Python实战：解决了小程序抓包返回400状态码问题

最新推荐文章于 2024-04-03 16:28:40 发布

程序媛幂幂

最新推荐文章于 2024-04-03 16:28:40 发布

阅读量1.1k

点赞数 17

文章标签： python matplotlib 信息可视化

本文链接：https://blog.csdn.net/Trb601012/article/details/135744388

版权

参考：Python实战：通过微信小程序，获取Manner Coffee全国门店信息

数据接口是找到了，但是在用 Python 的 request 库爬取数据环节，调用接口报 400 错误，但是在 Reqable 上抓包是可以正常使用。

哎好奇怪。

import requests
import urllib3

# 屏蔽https的证书警告
urllib3.disable_warnings()

url = "https://triangle.wearemanner.com/mp-api/v1/areas/tree?isContainsCountry=false"
headers = {
  
    "Authorization": "",
    "User-Agent": "",
    "Device-OS": "Windows 10 x64",
    "Content-Type":"application/json",
}
response = requests.get(url=url, headers=headers, verify=False)
print(response.status_code)
print(response.text)

看代码没有什么问题，但是返回状态码 400。

今天查找资料，终于解决了问题。

请求的headers里的Content-type写法需要从"application/json"改为"json"，请求顺利有返回值了。

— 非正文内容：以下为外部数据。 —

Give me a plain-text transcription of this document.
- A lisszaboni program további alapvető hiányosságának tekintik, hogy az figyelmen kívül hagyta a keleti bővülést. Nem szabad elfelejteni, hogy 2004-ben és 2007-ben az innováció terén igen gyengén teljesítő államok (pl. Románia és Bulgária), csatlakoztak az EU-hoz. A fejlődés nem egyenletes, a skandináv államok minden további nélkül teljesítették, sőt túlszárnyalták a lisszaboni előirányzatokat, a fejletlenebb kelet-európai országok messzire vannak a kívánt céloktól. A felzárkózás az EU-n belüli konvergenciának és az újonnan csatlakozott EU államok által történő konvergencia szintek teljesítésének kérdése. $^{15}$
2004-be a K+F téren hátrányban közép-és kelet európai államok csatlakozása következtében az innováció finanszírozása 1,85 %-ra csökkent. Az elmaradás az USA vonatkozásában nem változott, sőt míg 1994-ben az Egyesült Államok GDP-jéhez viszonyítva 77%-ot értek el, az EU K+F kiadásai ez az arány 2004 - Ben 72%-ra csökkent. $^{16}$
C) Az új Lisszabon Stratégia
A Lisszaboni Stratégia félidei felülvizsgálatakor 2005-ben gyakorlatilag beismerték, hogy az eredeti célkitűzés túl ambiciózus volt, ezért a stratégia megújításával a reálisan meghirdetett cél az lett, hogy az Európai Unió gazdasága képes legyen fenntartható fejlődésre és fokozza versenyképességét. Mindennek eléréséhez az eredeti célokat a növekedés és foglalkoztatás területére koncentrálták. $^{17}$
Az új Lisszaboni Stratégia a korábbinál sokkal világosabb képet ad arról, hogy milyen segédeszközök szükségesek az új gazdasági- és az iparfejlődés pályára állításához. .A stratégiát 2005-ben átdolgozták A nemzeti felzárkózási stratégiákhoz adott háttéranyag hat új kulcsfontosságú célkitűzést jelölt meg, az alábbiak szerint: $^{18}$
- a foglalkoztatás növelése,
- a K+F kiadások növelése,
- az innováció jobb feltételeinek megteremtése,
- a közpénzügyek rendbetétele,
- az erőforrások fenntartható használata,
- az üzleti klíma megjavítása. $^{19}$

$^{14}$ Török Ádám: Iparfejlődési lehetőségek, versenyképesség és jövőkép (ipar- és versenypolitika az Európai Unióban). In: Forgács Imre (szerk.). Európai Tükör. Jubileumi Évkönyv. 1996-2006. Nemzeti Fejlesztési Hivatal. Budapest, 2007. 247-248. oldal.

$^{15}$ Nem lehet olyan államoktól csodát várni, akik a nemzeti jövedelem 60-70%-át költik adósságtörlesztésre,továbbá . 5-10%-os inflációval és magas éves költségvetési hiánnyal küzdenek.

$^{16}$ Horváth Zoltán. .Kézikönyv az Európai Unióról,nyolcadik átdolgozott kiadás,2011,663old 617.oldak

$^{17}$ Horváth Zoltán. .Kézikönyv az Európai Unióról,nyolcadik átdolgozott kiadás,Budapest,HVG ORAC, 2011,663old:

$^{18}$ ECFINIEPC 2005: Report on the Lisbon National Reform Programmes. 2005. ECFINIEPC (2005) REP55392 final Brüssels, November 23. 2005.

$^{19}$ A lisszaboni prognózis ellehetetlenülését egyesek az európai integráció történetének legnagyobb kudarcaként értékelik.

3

返回的状态码 200 也正常了，不报 400 错误了。

headers:{
    "Content-Type":"json"
}

分析接口

接口调通了，下面就可以直接调用小程序的接口，获取城市列表和门店列表了。

昨天的文章中获取到：

城市 url 为：https://triangle.wearemanner.com/mp-api/v1/areas/tree?isContainsCountry=false

门店 url 为https://triangle.wearemanner.com/mp-api/v1/shops?isCompact=true&areaCode=320200&level=4

门店 url 中只有areaCode是变化的参数，areaCode可以从城市的response中获取到，可以构造每个城市门店的 url。

获取城市列表

通过上面的分析，接口有了，爬虫代码公众号历史文章写过很多案例了，可以顺手捏来。

获取到城市列表，并保存为 excel 文件。代码如下：

import requests
import pandas as pd
import urllib3

# 屏蔽https的证书警告
urllib3.disable_warnings()

url = "https://triangle.wearemanner.com/mp-api/v1/areas/tree?isContainsCountry=false"

headers = {
    "Host": "triangle.wearemanner.com",
    "Connection": "keep-alive",
    "Client-Platform": "MP-WEIXIN",
    "user_no": "",
    "Client-Host-Language": "zh_CN",
    "Device-Brand": "microsoft",
    "Client-Host-Version": "3.9.9",
    "Encrypted-Type": "N",
    "Client-Version": "0.9.6",
    "Authorization": "",
    "User-Agent": "",
    "Device-OS": "Windows 10 x64",
    "Content-Type": "json",
    "server-api-version": "1",
    "Device-Model": "microsoft",
    "xweb_xhr": "1",
    "version": "0.1.5",
    "Accept": "*/*",
    "Sec-Fetch-Site": "cross-site",
    "Sec-Fetch-Mode": "cors",
    "Sec-Fetch-Dest": "empty",
    "Referer": "https://servicewechat.com/wx4328af055800c98e/120/page-frame.html",
    "Accept-Encoding": "gzip, deflate, br",
    "Accept-Language": "zh-CN,zh;q=0.9"
}

response = requests.get(url=url, headers=headers, verify=False)
print(response.status_code)
print(response.text)
response_json = response.json()
# time.sleep(3)
df = pd.json_normalize(response_json['data']['areas'], meta=['id', 'name', 'code', 'level', 'ab', 'py'],
                       record_path='areas', record_prefix='areas.', errors='ignore')

# 输出原始的列名
print(df.columns)
# 列重新排序
df = df.loc[:,
     ['id', 'name', 'code', 'level', 'areas.id', 'areas.name', 'areas.code', 'areas.level', 'areas.areas',
      'areas.py', 'areas.ab', 'ab', 'py']]
# 输出重新排序后的列
print(df.columns)
df.to_excel(f'manner coffee有门店的城市.xlsx', index=False)
print("保存成功！")

城市保存为 excel 文件，截图如下：

获取门店列表

有了上面的城市列表 excel 文件，就可以获取到areaCode参数，构造门店接口 url 了。同样的，爬虫代码实现顺手捏来。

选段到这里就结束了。